The FUTURE: Working Precedents
This post is part of the series called “The Future,” an in-house research and design project, which explores the impact of forces like technology and socioeconomics on shifting urban environments in the 21st century. To read more on the background of this work, click here.
Introduction: In our research, we’ve come across some pretty interesting case studies pushing the boundaries of the way artists, designers, and makers conceptualize, craft, and manufacture products.
Case study #1 – Minima Moralia by Jonas Prismontas and Tomaso Boano
Designed as a social experiment for London’s unoccupied and misused open spaces, Jonas Prismontas and Tomaso Boano designed urban “pod-like” prototypes as private spaces for designers, sculptors, painters, musicians, and creatives of all types to inhabit. These pods are designed as a programmatic vision for London’s backyards, public plazas, underutilized parks and interstitial spaces.
Case study #2 – A/D/O by nArchitects
Through the backing of the car brand MINI, nArchitects conceived their vision to convert an industrial Greenpoint warehouse into a creative workspace, restaurant, and design store selling selected products for architects and designers. This multi-use space has a central event/exhibition space, a 24-seat studio, and a workshop for the designers to fabricate prototypes and prepare them for the mass market.
While co-working and maker spaces are not new to the market, they nonetheless are changing the landscape of the workforce. We, the Work Team, have also been studying the new archetypal spaces that are co-manufacturing spaces. Spaces such as Brick City Makes in St Louis, Missouri, provide production support to small/mid-size manufacturers. The proposed facility, creates up to 37 rentable units while offering services such as business development support and collaborative environments. In Maine, TechPlace, with over 25 tenants, offers shared manufacturing facilities and common spaces, while giving their tenants separate office spaces.

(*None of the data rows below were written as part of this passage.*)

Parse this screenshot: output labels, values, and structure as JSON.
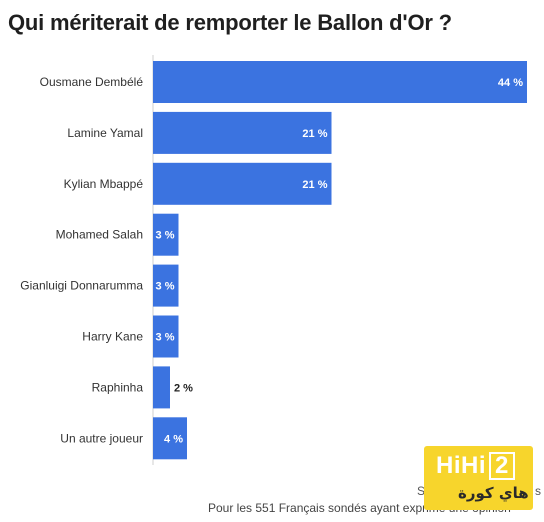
{
  "title": "Qui mériterait de remporter le Ballon d'Or ?",
  "chart_data": {
    "type": "bar",
    "orientation": "horizontal",
    "categories": [
      "Ousmane Dembélé",
      "Lamine Yamal",
      "Kylian Mbappé",
      "Mohamed Salah",
      "Gianluigi Donnarumma",
      "Harry Kane",
      "Raphinha",
      "Un autre joueur"
    ],
    "values": [
      44,
      21,
      21,
      3,
      3,
      3,
      2,
      4
    ],
    "value_labels": [
      "44 %",
      "21 %",
      "21 %",
      "3 %",
      "3 %",
      "3 %",
      "2 %",
      "4 %"
    ],
    "xlim": [
      0,
      44
    ],
    "bar_color": "#3b73e0",
    "grid": false
  },
  "source_text": "S",
  "source_suffix": "s",
  "note": "Pour les 551 Français sondés ayant exprimé une opinion",
  "watermark": {
    "latin": "HiHi2",
    "arabic": "هاي كورة",
    "color": "#f7d52c"
  }
}
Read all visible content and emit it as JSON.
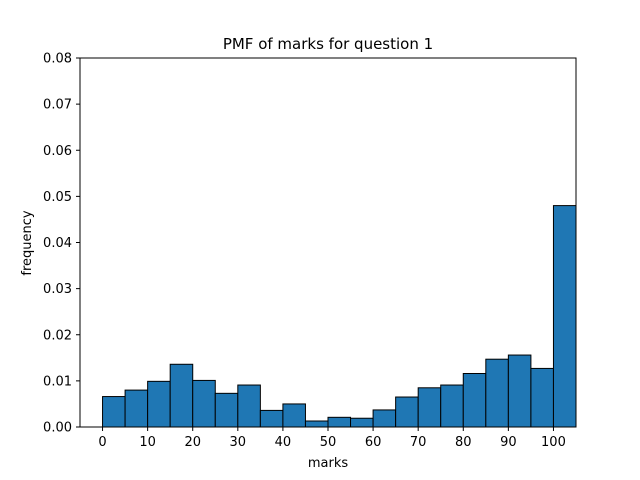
{
  "chart_data": {
    "type": "bar",
    "title": "PMF of marks for question 1",
    "xlabel": "marks",
    "ylabel": "frequency",
    "xlim": [
      -5,
      105
    ],
    "ylim": [
      0,
      0.08
    ],
    "xticks": [
      0,
      10,
      20,
      30,
      40,
      50,
      60,
      70,
      80,
      90,
      100
    ],
    "yticks": [
      0.0,
      0.01,
      0.02,
      0.03,
      0.04,
      0.05,
      0.06,
      0.07,
      0.08
    ],
    "ytick_labels": [
      "0.00",
      "0.01",
      "0.02",
      "0.03",
      "0.04",
      "0.05",
      "0.06",
      "0.07",
      "0.08"
    ],
    "bin_width": 5,
    "bins": [
      {
        "left": 0,
        "value": 0.0066
      },
      {
        "left": 5,
        "value": 0.008
      },
      {
        "left": 10,
        "value": 0.0099
      },
      {
        "left": 15,
        "value": 0.0136
      },
      {
        "left": 20,
        "value": 0.0101
      },
      {
        "left": 25,
        "value": 0.0073
      },
      {
        "left": 30,
        "value": 0.0091
      },
      {
        "left": 35,
        "value": 0.0036
      },
      {
        "left": 40,
        "value": 0.005
      },
      {
        "left": 45,
        "value": 0.0013
      },
      {
        "left": 50,
        "value": 0.0021
      },
      {
        "left": 55,
        "value": 0.0019
      },
      {
        "left": 60,
        "value": 0.0037
      },
      {
        "left": 65,
        "value": 0.0065
      },
      {
        "left": 70,
        "value": 0.0085
      },
      {
        "left": 75,
        "value": 0.0091
      },
      {
        "left": 80,
        "value": 0.0116
      },
      {
        "left": 85,
        "value": 0.0147
      },
      {
        "left": 90,
        "value": 0.0156
      },
      {
        "left": 95,
        "value": 0.0127
      },
      {
        "left": 100,
        "value": 0.048
      }
    ],
    "bar_color": "#1f77b4",
    "edge_color": "#000000",
    "grid": false,
    "legend": "none"
  }
}
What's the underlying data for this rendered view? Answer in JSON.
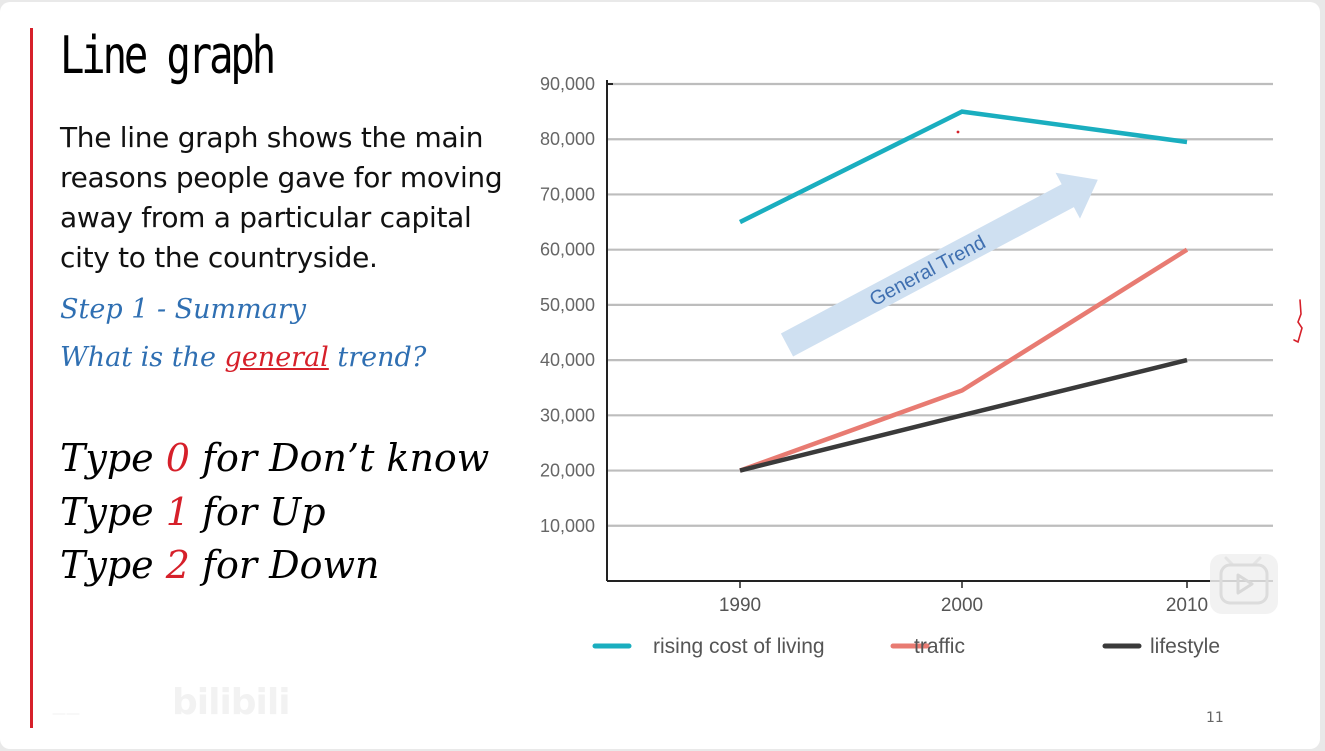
{
  "slide": {
    "title": "Line graph",
    "description": "The line graph shows the main reasons people gave for moving away from a particular capital city to the countryside.",
    "step1": "Step 1 - Summary",
    "question_pre": "What is the ",
    "question_underlined": "general",
    "question_post": " trend?",
    "options": [
      {
        "pre": "Type ",
        "num": "0",
        "post": " for Don’t know"
      },
      {
        "pre": "Type ",
        "num": "1",
        "post": " for Up"
      },
      {
        "pre": "Type ",
        "num": "2",
        "post": " for Down"
      }
    ],
    "page_number": "11",
    "watermark": "bilibili"
  },
  "colors": {
    "rising": "#1aaebf",
    "traffic": "#e87b72",
    "lifestyle": "#3a3a3a",
    "arrow": "#cfe0f1",
    "arrow_text": "#3f6fb0",
    "accent_red": "#d6202a"
  },
  "chart_data": {
    "type": "line",
    "x": [
      "1990",
      "2000",
      "2010"
    ],
    "series": [
      {
        "name": "rising cost of living",
        "values": [
          65000,
          85000,
          79500
        ]
      },
      {
        "name": "traffic",
        "values": [
          20000,
          34500,
          60000
        ]
      },
      {
        "name": "lifestyle",
        "values": [
          20000,
          30000,
          40000
        ]
      }
    ],
    "yticks": [
      "10,000",
      "20,000",
      "30,000",
      "40,000",
      "50,000",
      "60,000",
      "70,000",
      "80,000",
      "90,000"
    ],
    "ylim": [
      0,
      90000
    ],
    "grid": true,
    "legend_position": "bottom",
    "annotation": "General Trend"
  }
}
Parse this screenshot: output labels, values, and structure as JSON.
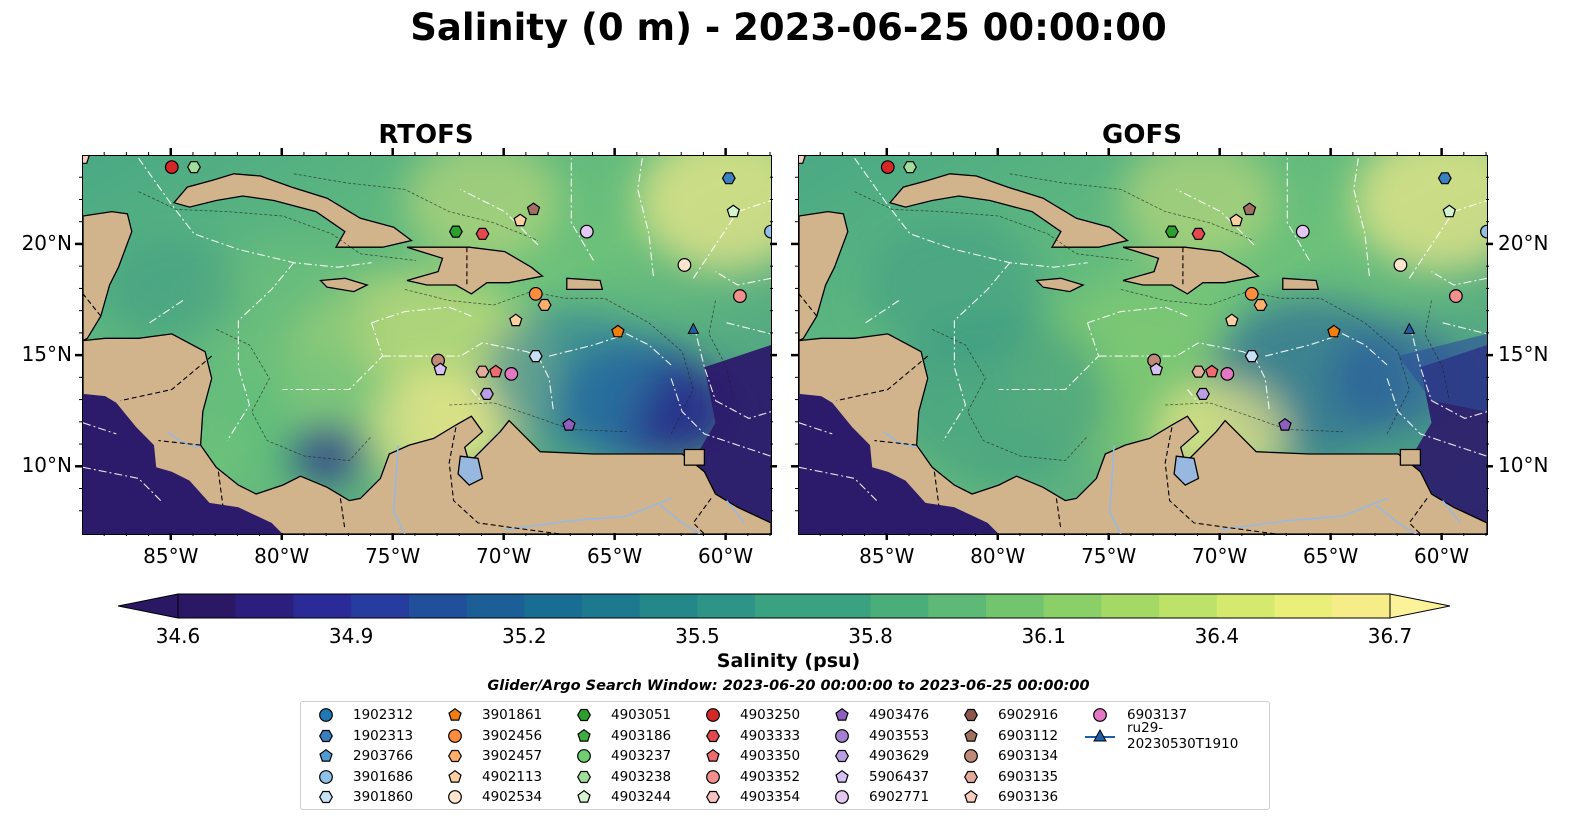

The work team has decided to focus on the city of Kingston, NY, as we look to create two prototypes of the future of the workplace. Kingston is a standard model city for the disenfranchised, blue collar worker. We have decided to land on two buildings in Kingston: (1) a big box, underutilized printing facility located on the outskirts of town, and (2) a multi-use, lite manufacturing/distribution center in the heart of Kingston’s main street that also offers a retail component.